Maar wat we zien, is het beeld van lesbiennes en homo’s door de ogen van hetero’s. Afgebakend, overzichtelijk, veilig. In Modern family zie je heterostel Claire en Phill nog wel eens samen in bed liggen of een scène spelen die gaat over seks. Bij gaykoppel Cameron en Mitchell is een voorzichtig kusje op de mond het maximale wat we op dat vlak te zien krijgen.
Dat raakt opnieuw aan de machtsverhouding waarvan sprake is. Zolang iets past binnen een vanuit hetero’s geschetste veilige marge is er geen vuiltje aan de lucht. Maar o wee als het daarbuiten valt. Zoals een voormalig buurvrouw eens tegen me zei: “Twee vrouwen vind ik prima, maar twee mannen samen hoef ik niet te zien.”
Profileren
Leuk, dacht ik, maar dan gaat het toch ook over mij? Hoe kan ik me vrij en geaccepteerd voelen als, in dit geval, homo’s dat niet kunnen? Je kunt als meerderheid ‘anders-zijn’ niet accepteren zoals het jou uitkomt. Je accepteert ‘anders-zijn’ door de eerste gedachte of de eerste emotie die je voelt net even iets langer vast te houden voor je in oordelen vervalt. Door net even iets langer na te denken en je af te vragen: vind ik dit echt zo erg? Of: waarom vind ik dit zo moeilijk? En: is dit echt zo anders?

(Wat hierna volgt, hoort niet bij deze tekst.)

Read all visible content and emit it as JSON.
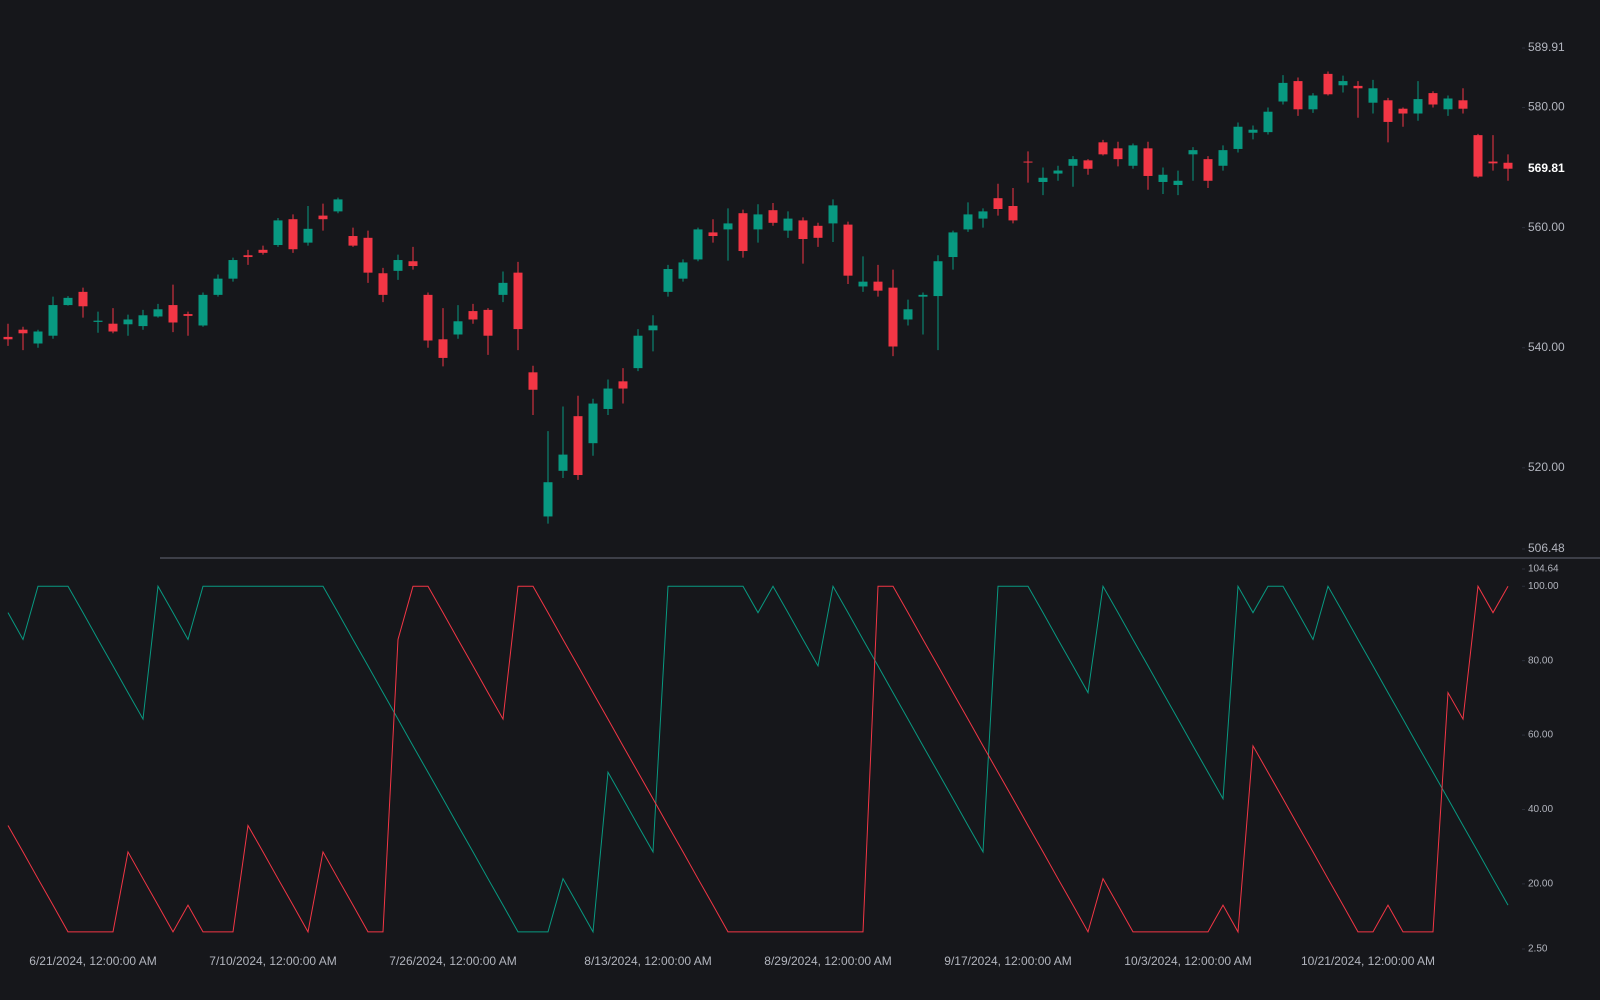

De feministen en lesbische vrouwen van de jaren zestig zetten zich juist af tegen heersende machtsstructuren door zich anders te kleden en zich zichtbaar te maken. Ik begrijp waarom ze dat deden en ik ben er blij om want ze hebben er veel mee bereikt.
Maar ik heb me nooit ‘lesbisch’ gevoeld of de behoefte gehad me als zodanig te profileren – behalve dan op datingsite Lexa, waar het dan wel weer handig was. Ik vind ook niet dat ik dat hoef te doen. Ik wil me niet als ‘anders’ hoeven profileren om duidelijk te maken wat dan wél de norm is. Ik wil niet hoeven opvallen om erbij te mogen horen.
Afdwingen hoe mensen naar me kijken kan ik niet. Ik heb wel een tip. Zoals mijn goede vriend Andy van mindfulness-app Headspace altijd zegt: ‘Note it’. Ben je bewust van wat je denkt of voelt: ‘O, oké, deze vrouw heeft een vriendin’, of: ‘O, hé, twee kussende mannen’ – en laat het dan weer gaan. Dat is genoeg om het verschil te markeren. Want echt, zo heel anders zijn we niet.